Politik 13. Mai 2024, von Sandra Hohendahl-Tesch

«Fundamentalisten dürfen nicht den Ton angeben»

Bildung

In Pfäffikon ZH wurde einem homosexuellen Lehrer gekündigt, weil christlich- und muslimisch-konservative Eltern Druck ausübten. Religionsexperte Georg Schmid ordnet den Fall ein.

In Pfäffikon wurde ein schwuler Lehrer wegen seiner sexuellen Orientierung entlassen. Wie ist das in unserem aufgeklärten Zeitalter überhaupt möglich?

Da wurde offenbar dem Druck mancher Eltern nachgegeben. Zuerst zeigte die Schulleitung gegenüber der Forderung von konservativ-freikirchlichen Eltern zwar klare Kante. Aber dann traten zusätzlich muslimische Eltern auf den Plan. Und das nicht zum ersten Mal: Mir ist ein anderer Fall bekannt an einem anderen Ort, wo es genauso ablief.

Die Eltern haben ihr Ziel demnach nur erreicht, weil sie sich zusammengeschlossen haben?

Ja. Sechs Elternpaare haben eben mehr Gewicht als drei. Die Schulleitung musste sich plötzlich mit zwei verschiedenen Weltanschauungen auseinandersetzen, da ist sie offensichtlich eingeknickt. Wenn Anfragen alleine von muslimischer Seite gekommen wären, wäre die Schule möglicherweise nicht so nachgiebig gewesen. Der Faktor Allianz mit mehreren verschiedenen Wertanschauungen hat vermutlich den Ausschlag gegeben.

Werden solche konservativen, interreligiösen Allianzen in Zukunft Schule machen?

Da bin ich mir sicher. Wertkonservative, fundamentalistische Kreise werden aus dem Beispiel Pfäffikon ihre Konsequenzen ziehen und sich über die Grenzen der Religionen hinweg zusammenschliessen, wo sie gemeinsam gegen den gesellschaftlichen Wandel in der Schule vorgehen wollen. Schweizer Schulen sind darauf nicht überall gleich gut vorbereitet. Es scheint, dass mancherorts lieber nachgegeben wird, statt sich Ärger aufzuladen. Das ist eine gefährliche Entwicklung, die man im Auge behalten muss. Fundamentalisten dürfen im Schulzimmer nicht den Ton angeben.
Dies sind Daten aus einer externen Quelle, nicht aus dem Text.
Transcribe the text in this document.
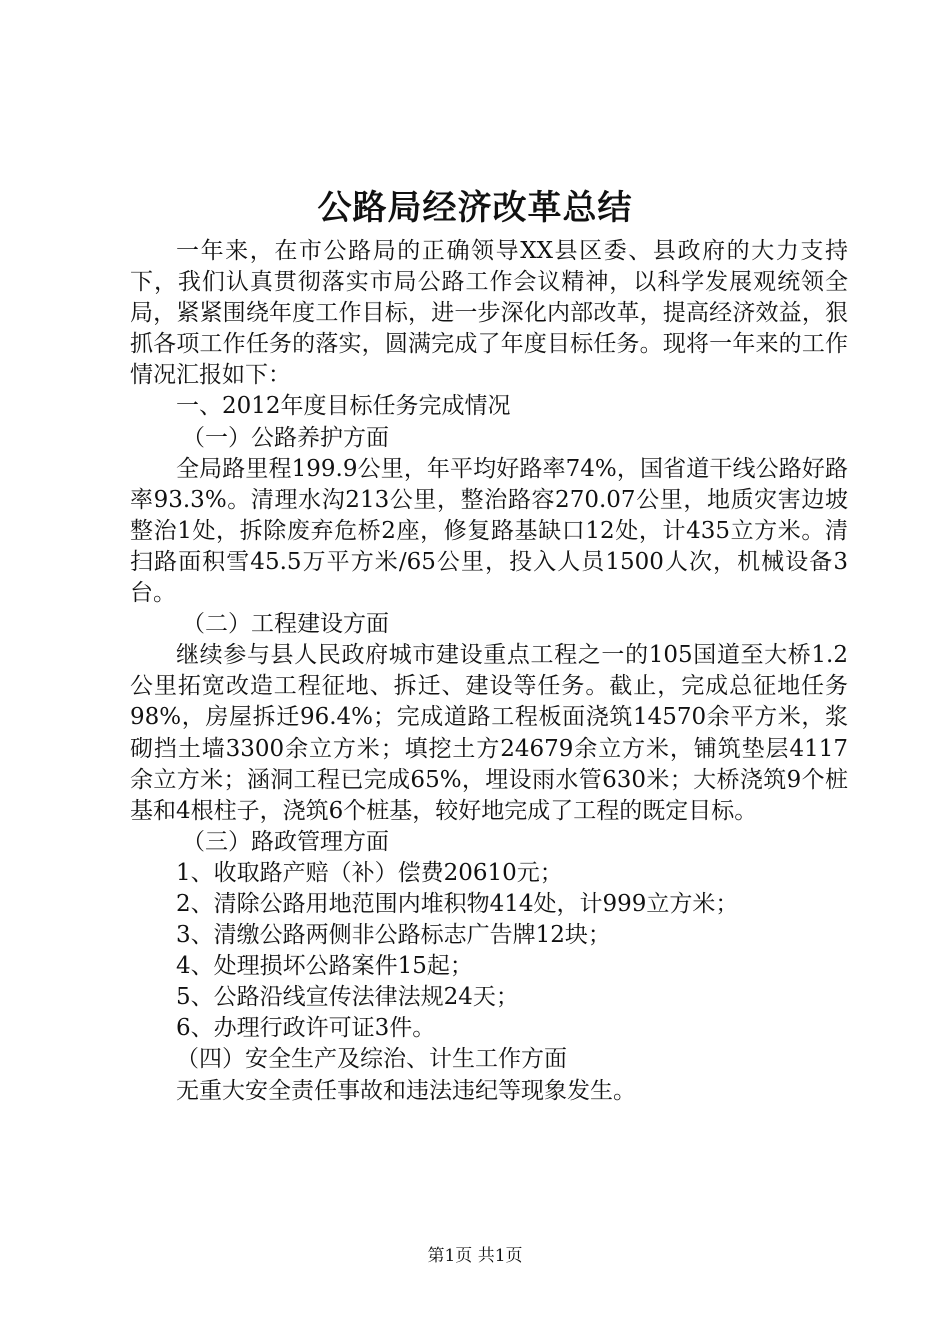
公路局经济改革总结

一年来，在市公路局的正确领导XX县区委、县政府的大力支持下，我们认真贯彻落实市局公路工作会议精神，以科学发展观统领全局，紧紧围绕年度工作目标，进一步深化内部改革，提高经济效益，狠抓各项工作任务的落实，圆满完成了年度目标任务。现将一年来的工作情况汇报如下：

一、2012年度目标任务完成情况

（一）公路养护方面

全局路里程199.9公里，年平均好路率74%，国省道干线公路好路率93.3%。清理水沟213公里，整治路容270.07公里，地质灾害边坡整治1处，拆除废弃危桥2座，修复路基缺口12处，计435立方米。清扫路面积雪45.5万平方米/65公里，投入人员1500人次，机械设备3台。

（二）工程建设方面

继续参与县人民政府城市建设重点工程之一的105国道至大桥1.2公里拓宽改造工程征地、拆迁、建设等任务。截止，完成总征地任务98%，房屋拆迁96.4%；完成道路工程板面浇筑14570余平方米，浆砌挡土墙3300余立方米；填挖土方24679余立方米，铺筑垫层4117余立方米；涵洞工程已完成65%，埋设雨水管630米；大桥浇筑9个桩基和4根柱子，浇筑6个桩基，较好地完成了工程的既定目标。

（三）路政管理方面

1、收取路产赔（补）偿费20610元；

2、清除公路用地范围内堆积物414处，计999立方米；

3、清缴公路两侧非公路标志广告牌12块；

4、处理损坏公路案件15起；

5、公路沿线宣传法律法规24天；

6、办理行政许可证3件。

（四）安全生产及综治、计生工作方面

无重大安全责任事故和违法违纪等现象发生。

第1页 共1页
Theologe und Religionsexperte

Theologe und Religionsexperte

Georg Otto Schmid ist Theologe und Religionsexperte. Seit 1993 ist er Mitarbeiter der Evangelischen Informationsstelle Kirchen – Sekten – Religionen (Relinfo). 2014 übernahm er deren Leitung. Das von den Landeskirchen unterstützte Angebot informiert alle Personen und Institutionen, welche Fragen zu religiösen oder weltanschaulichen Bewegungen haben.

Wie gross ist denn generell der Einfluss von Freikirchen auf hiesige Schulen?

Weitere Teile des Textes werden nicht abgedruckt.